This is an introduction course to artificial intelligence covering fundamental topics in problem solving, heuristic search, knowledge representation, inference, planning, probabilistic reasoning, learning, and natural-language processing.
There will be assigned readings from "Artificial Intelligence: A Modern Approach (3rd Edition)" by Stuart Russell and Peter Norvig. There is a copy on reserve at the library as well.
There will be 1000 points distributed thoughout the course via homeworks, quizzes and projects. There will be no extra credit points.
Important: Contact your instructor, if you have any concerns about your performance in the class.
There will be at least 12 weekly homeworks (through Mimir). The homeworks are intended to be straightforward if you have done the projects and attended the lectures. Only your top 10 homework scores will count toward your final grade; all others will be dropped. The counted scores will each be worth 40 points for a total of 40% of your final grade. Homeworks are always due the Thursday after they are assigned at 10pm. Not submitting your homework on time may result in zero points for that assignment.
There will be multiple projects over the course of the semester, each contributing in total 300 points (30%) to your final grade. Each project will be due at 10pm on the due date. Projects will have two late days each, with a 10% grade penalty for each day late.
Most assignments must be implemented in Python and we strongly recommend that you refresh your Python knowledge if you haven't used the language recently.
During lecture, there will frequently be quizzes each worth 20 points with the top 15 quizzes contributing to your grade (in a similar manner to homeworks). Quizzes in total will account for 300 points (30%) of your final grade. Quizzes are always open book and open note, but no electronics are allowed during the quiz. The duration of the quiz will be at the discretion of the instructor. We guarantee that there will be at least 17 quizzes.
There will be no final exam. There may be a lecture during the final exam timeslot, but it will only cover optional content and would be entirely voluntary attendance.
Those who participate in class provide us with another source of information as to how well they are learning the material, and how much effort they are putting into the course. We can use this information to help counterbalance a difficulty with exams or projects. Let's have an active class! Class participation will never harm your grade; always ask any questions you may have about the material. We strongly encourage students to ask and answer each others questions on Piazza. Although there aren't points associated with participation in this class, providing helpful answers on Piazza or giving constructive criticism on the class can improve your grade. Once initial grades are assigned, participation can boost grades up one step (that is, one-half letter grade or 0.5 on a 4-point scale). If your grade is borderline, we may consider your participation to sway our decision to your advantage.
As a Spartan, I will strive to uphold values of the highest ethical standard. I will practice honesty in my work, foster honesty in my peers, and take pride in knowing that honor in ownership is worth more than grades. I will carry these values beyond my time as a student at Michigan State University, continuing the endeavor to build personal integrity in all that I do.
Plagiarism (unsourced use of other's intellectual property) is not allowed. However, citing and using other's works is generally fine (please ask if uncertain) as long as the material wasn't made specifically for solving assignments for this class. Additionally, the use of material from previous semesters and code from other students in the class are instances of academic dishonesty. Intellectual (non-code) collaboration with other students in the class is allowed, but each student should write (and not share) their own code. If a student submits code that they don't understand, such is also an act of academic dishonesty.

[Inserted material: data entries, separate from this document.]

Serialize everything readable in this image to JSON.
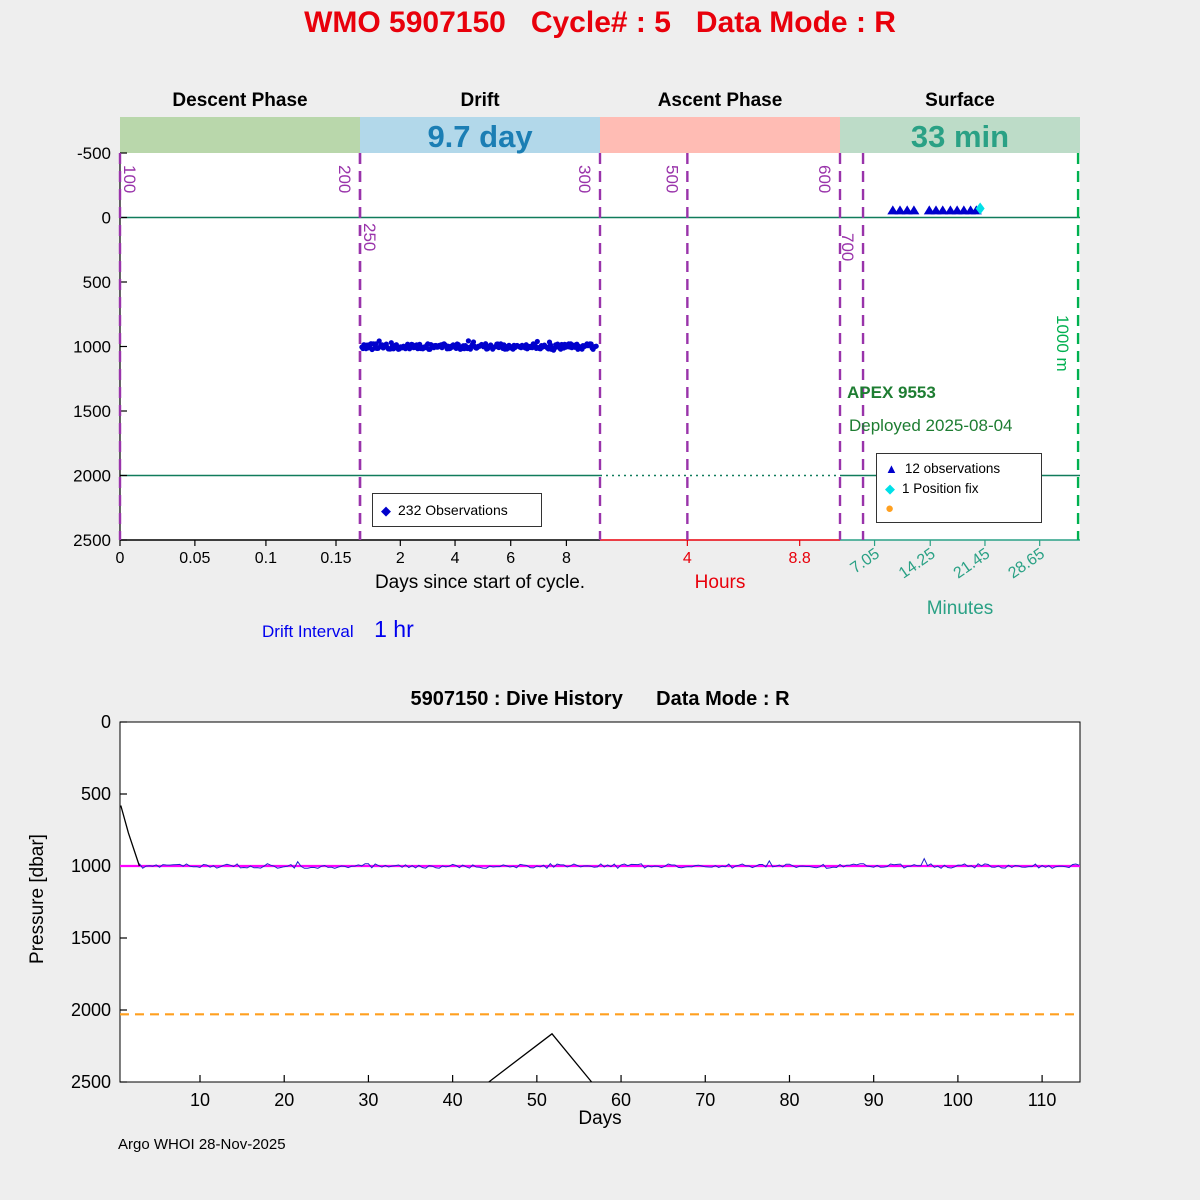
{
  "header": {
    "title": "WMO 5907150   Cycle# : 5   Data Mode : R"
  },
  "footer": {
    "credit": "Argo WHOI 28-Nov-2025"
  },
  "icons": {
    "diamond": "◆",
    "triangle": "▲",
    "dot": "●"
  },
  "colors": {
    "background": "#eeeeee",
    "title_red": "#e8000b",
    "axis_black": "#000000",
    "hours_red": "#e8000b",
    "minutes_teal": "#2aa185",
    "event_purple": "#9933aa",
    "park_green_line": "#107c5c",
    "right_edge_green": "#00b050",
    "annotation_green": "#1e7d32",
    "marker_blue": "#0000cc",
    "marker_cyan": "#00e0e8",
    "marker_orange": "#ffa020",
    "drift_value_blue": "#0000ee",
    "magenta_line": "#ff00ff",
    "orange_dashed": "#ffa020",
    "trace_black": "#000000"
  },
  "chart_data": [
    {
      "id": "cycle-phase-plot",
      "type": "scatter",
      "phases": [
        {
          "label": "Descent Phase",
          "band_text": "",
          "band_color": "#b9d7ab",
          "band_text_color": "#000000"
        },
        {
          "label": "Drift",
          "band_text": "9.7 day",
          "band_color": "#b2d8ea",
          "band_text_color": "#1b7eb4"
        },
        {
          "label": "Ascent Phase",
          "band_text": "",
          "band_color": "#ffbcb4",
          "band_text_color": "#000000"
        },
        {
          "label": "Surface",
          "band_text": "33 min",
          "band_color": "#bddcc8",
          "band_text_color": "#2aa185"
        }
      ],
      "ylim": [
        -500,
        2500
      ],
      "yticks": [
        -500,
        0,
        500,
        1000,
        1500,
        2000,
        2500
      ],
      "park_lines_dbar": [
        0,
        2000
      ],
      "x_axes": [
        {
          "label": "Days since start of cycle.",
          "color": "#000000",
          "span": [
            0,
            0.5
          ],
          "rot": 0,
          "ticks": [
            {
              "t": "0",
              "f": 0.0
            },
            {
              "t": "0.05",
              "f": 0.078
            },
            {
              "t": "0.1",
              "f": 0.152
            },
            {
              "t": "0.15",
              "f": 0.225
            },
            {
              "t": "2",
              "f": 0.292
            },
            {
              "t": "4",
              "f": 0.349
            },
            {
              "t": "6",
              "f": 0.407
            },
            {
              "t": "8",
              "f": 0.465
            }
          ]
        },
        {
          "label": "Hours",
          "color": "#e8000b",
          "span": [
            0.5,
            0.75
          ],
          "rot": 0,
          "ticks": [
            {
              "t": "4",
              "f": 0.591
            },
            {
              "t": "8.8",
              "f": 0.708
            }
          ]
        },
        {
          "label": "Minutes",
          "color": "#2aa185",
          "span": [
            0.75,
            1.0
          ],
          "rot": -35,
          "ticks": [
            {
              "t": "7.05",
              "f": 0.786
            },
            {
              "t": "14.25",
              "f": 0.844
            },
            {
              "t": "21.45",
              "f": 0.901
            },
            {
              "t": "28.65",
              "f": 0.958
            }
          ]
        }
      ],
      "event_lines": [
        {
          "label": "100",
          "f": 0.0,
          "color": "#9933aa",
          "side": "right",
          "dy": 12
        },
        {
          "label": "200",
          "f": 0.25,
          "color": "#9933aa",
          "side": "left",
          "dy": 12
        },
        {
          "label": "250",
          "f": 0.25,
          "color": "#9933aa",
          "side": "right",
          "dy": 70
        },
        {
          "label": "300",
          "f": 0.5,
          "color": "#9933aa",
          "side": "left",
          "dy": 12
        },
        {
          "label": "500",
          "f": 0.591,
          "color": "#9933aa",
          "side": "left",
          "dy": 12
        },
        {
          "label": "600",
          "f": 0.75,
          "color": "#9933aa",
          "side": "left",
          "dy": 12
        },
        {
          "label": "700",
          "f": 0.774,
          "color": "#9933aa",
          "side": "left",
          "dy": 80
        },
        {
          "label": "1000 m",
          "f": 0.998,
          "color": "#00b050",
          "side": "left",
          "dy": 162
        }
      ],
      "drift_observations": {
        "legend": "232 Observations",
        "count": 232,
        "pressure_dbar": 1000,
        "jitter_dbar": 22,
        "f_start": 0.252,
        "f_end": 0.496
      },
      "surface_observations": {
        "legend": "12 observations",
        "pressure_dbar": -55,
        "f_positions": [
          0.805,
          0.8125,
          0.82,
          0.827,
          0.843,
          0.85,
          0.857,
          0.865,
          0.872,
          0.879,
          0.886,
          0.892
        ]
      },
      "position_fix": {
        "legend": "1 Position fix",
        "f": 0.896,
        "pressure_dbar": -70
      },
      "annotations": {
        "float_model": "APEX 9553",
        "deployed": "Deployed 2025-08-04"
      },
      "drift_interval": {
        "label": "Drift Interval",
        "value": "1 hr"
      }
    },
    {
      "id": "dive-history",
      "type": "line",
      "title": "5907150 : Dive History      Data Mode : R",
      "xlabel": "Days",
      "ylabel": "Pressure [dbar]",
      "xlim": [
        0.5,
        114.5
      ],
      "ylim": [
        0,
        2500
      ],
      "xticks": [
        10,
        20,
        30,
        40,
        50,
        60,
        70,
        80,
        90,
        100,
        110
      ],
      "yticks": [
        0,
        500,
        1000,
        1500,
        2000,
        2500
      ],
      "series": [
        {
          "name": "park-pressure-line",
          "color": "#ff00ff",
          "style": "solid",
          "width": 2.2,
          "const_y": 1000
        },
        {
          "name": "profile-pressure-line",
          "color": "#ffa020",
          "style": "dashed",
          "width": 2.2,
          "const_y": 2030
        },
        {
          "name": "measured-pressure",
          "color": "#2222cc",
          "style": "noisy",
          "base_y": 1000,
          "jitter_dbar": 16,
          "x_start": 2.8,
          "x_end": 114.5
        },
        {
          "name": "descent-trace",
          "color": "#000000",
          "style": "poly",
          "points": [
            [
              0.6,
              580
            ],
            [
              1.5,
              770
            ],
            [
              2.8,
              1000
            ]
          ]
        },
        {
          "name": "deep-excursion",
          "color": "#000000",
          "style": "poly",
          "points": [
            [
              44.3,
              2500
            ],
            [
              51.8,
              2165
            ],
            [
              56.5,
              2500
            ]
          ]
        }
      ]
    }
  ]
}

Because a goal of this course is to teach professionalism, any academic dishonesty will be viewed as evidence that this goal has not been achieved, and will be grounds for receiving a final grade of 0.0. Examples of academic dishonesty include (but are not limited to):
See Academic Dishonesty and Attribution for more details.
Depending on circumstances, we may require a code audit of your work, where you meet with an instructor and explain how your code works and how you came up with it.
If their occur unfortunate circumstances that would lead you to have unexpected absences, MSU has a Grief Absence Policy. You need to contact the Associate Dean, and we will make every effort to aid you in continuing the class after we recieve confirmation from the administration.
According to the university, the grade of "incomplete" is reserved for "exceptional cases, where an unanticipated event beyond one's control interferes with a student's completion of course requirements."
Requests for regrading can go in either direction; we are often generous when we first grade something, so please be sure that we did make a mistake before you submit your request. On the other hand, our goal is for you to understand the course material, so we will always be willing to explain to you any portion that you are stuck on. All requests for regrades must come within one week of the return of the graded item. Thereafter, no requests will be considered.
Michigan State University is committed to providing equal opprotunity for participation in all programs, services and activities. Requests for acommodations by persons with disabilities may be made by contacting the Resource Center for Persons with Disabilities at 517-884-RCPD. Once your eligibility for an accommodation has been determined, you will be issued a verified individual services accommodation ("VISA") form. Please present this form to me at the start of the term and/or two weeks prior to the accommodation date (exam, project, etc.). Requests received after this date will be honored whenever possible.
The goal of this class is for you to learn. If you find that anything is coming in your way of that goal, please talk with us about it. We plan to keep the class flexible to the learning styles that seem to work best for the students, so feedback is always appreciated.